HOLOPIS.COM, JAKARTA – Lembaga Advokasi dan Konsultan Hukum, Gurun Arisastra & Partners menyatakan kesiapannya untuk mendampingi seorang nenek berinisial NS (74) yang diduga menjadi korban korban mafia tanah, dengan adanya pemindahan hak milik dalam sertifikat tanahnya.

Nenek tersebut telah melaporkan seorang yang berprofesi sebagai notaris PPAT Daerah Bojonegoro Jawa Timur ke Kepala Kantor Pertanahan Bojonegoro, yang juga menjabat sebagai Majelis Pembina dan Pengawas PPAT Daerah Bojonegoro. Dia diduga menganulir hak milik dalam sertifikat tanahnya.

Gurun Arisastra, selaku pengacara nenek tersebut menginginkan pemberhentian secara tidak hormat diberikan kepada notaris itu. Sebab, kliennya menjadi korban dugaan mafia tanah dengan modus operandi yang seharusnya melahirkan akta perjanjian hutang piutang namun justru lahir akta jual beli.

“Iya, kami melaporkan notaris yang juga sebagai Pejabat Pembuat Akta Tanah (PPAT) Yudi Aryono Basuki ke Majelis Pembina dan Pengawas PPAT Daerah Bojonegoro,” katanya dalam keterangan tertulis yang dikutip Holopis.com, Jumat (16/3).

Gurun merinci, kerugian sang klien berupa aset tanah yang di atasnya berdiri bangunan senilai Rp12,1 miliar. Sertifikat hak milik kliennya kini beralih kepada orang lain, padahal hutang piutangnya hanya sebesar Rp3 miliar.
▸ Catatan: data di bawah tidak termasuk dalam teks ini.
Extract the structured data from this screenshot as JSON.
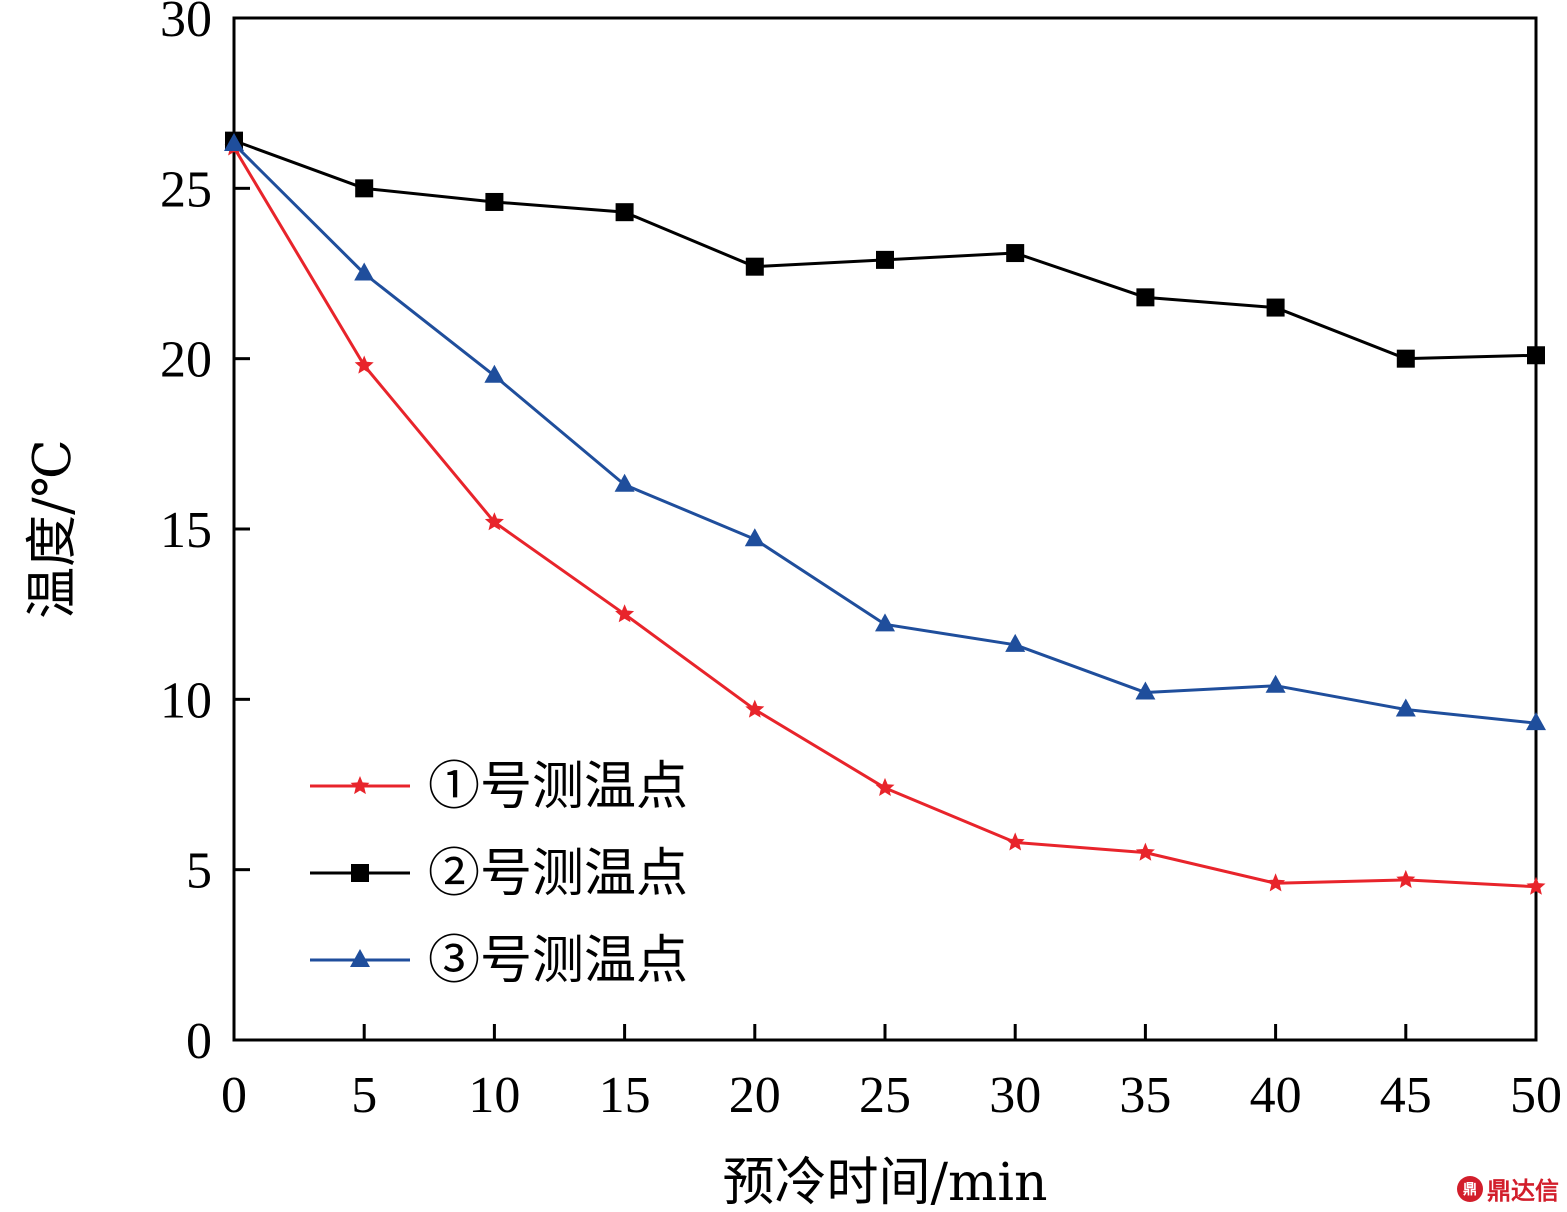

Hal ini menurutnya, menunjukan adanya dugaan pelanggaran atas pelaksanaan jabatan atau tidak melaksanakan kewajibannya yang diatur dalam peraturan perundang-undangan.

“Namun justru notaris mengunakan jabatannya sebagai pejabat pembuat akta tanah melahirkan akta jual beli bukan akta perjanjian hutang piutang,” ujar Gurun.

Ia menyampaikan, kliennya melakukan pinjaman hutang terhadap inisial APW sebesar Rp3 miliar. Namun yang diterima oleh kliennya hanya sekitar Rp2,7 miliar. Alasannya, Rp300 juta itu sebagai biaya administrasi dan lain sebagainya.

APW kemudian menunjuk salah satu notaris yang juga menjabat Pejabat Pembuat Akta Tanah (PPAT) di Bojonegoro, yakni Yudi Aryono Basuki. Agar sertifikat dijaminkan dengan dititipkan pada notaris tersebut dan dibuatkan perjanjiannya.

Sang nenek kemudian diminta untuk membubuhkan tanda tangannya, namun tidak dibacakan akta tersebut oleh notaris. Tidak lama, kliennya diberitahu oleh salah satu instansi di Pemerintahan Kabupaten Bojonegoro bahwa sertifikat hak miliknya telah beralih kepemilikannya atas nama inisial APW.

“Klien kami kaget ternyata yang seharusnya ditandatangani oleh klien kami akta perjanjian hutang piutang namun lahir akta jual beli. Kemudian pada saat terjadi penandatangan itupun hanya pihak dari klien kami saja bersama notaris PPAT tersebut sedangkan APW tidak ada di kantor notaris tersebut,” ungkap Gurun.

Gurun menambahkan bahwa laporan atau pengaduan ini juga akan disampaikan ke Kepala Badan Pertanahan Nasional RI. Disisi lain, kasus ini juga akan dilaporkan pada pihak kepolisian.

“Iya kami akan tembuskan pula pengaduan ini ke pusat yakni ke Kepala Badan Pertanahan Nasional atau Kementerian Agraria dan Tata Ruang karena Majelis Pembina dan Pengawas Pusat berada pada tingkat kementerian dan kami akan laporkan juga secara pidana ke kepolisian,” tutur Gurun

Menurutnya, notaris tersebut diduga melakukan pelanggaran pada Pasal 21 Ayat 3 dan Pasal 22 Peraturan Pemerintah Republik Indonesia Nomor 37 Tahun 1998 tentang Peraturan Jabatan Pejabat Pembuat Akta Tanah.

“Dikarenakan salinan akta tidak diberikan kepada klien kami, dan juga dalam menjalankan profesinya akta tidak dibacakan dan dijelaskan kepada klien kami serta pihak yang hadir dalam penandatangan tersebut hanya dari pihak klien kami, seharusnya kan pihaknya lengkap. Kami laporkan dia kapasitasnya sebagai Pejabat Pembuat Akta Tanah,” katanya.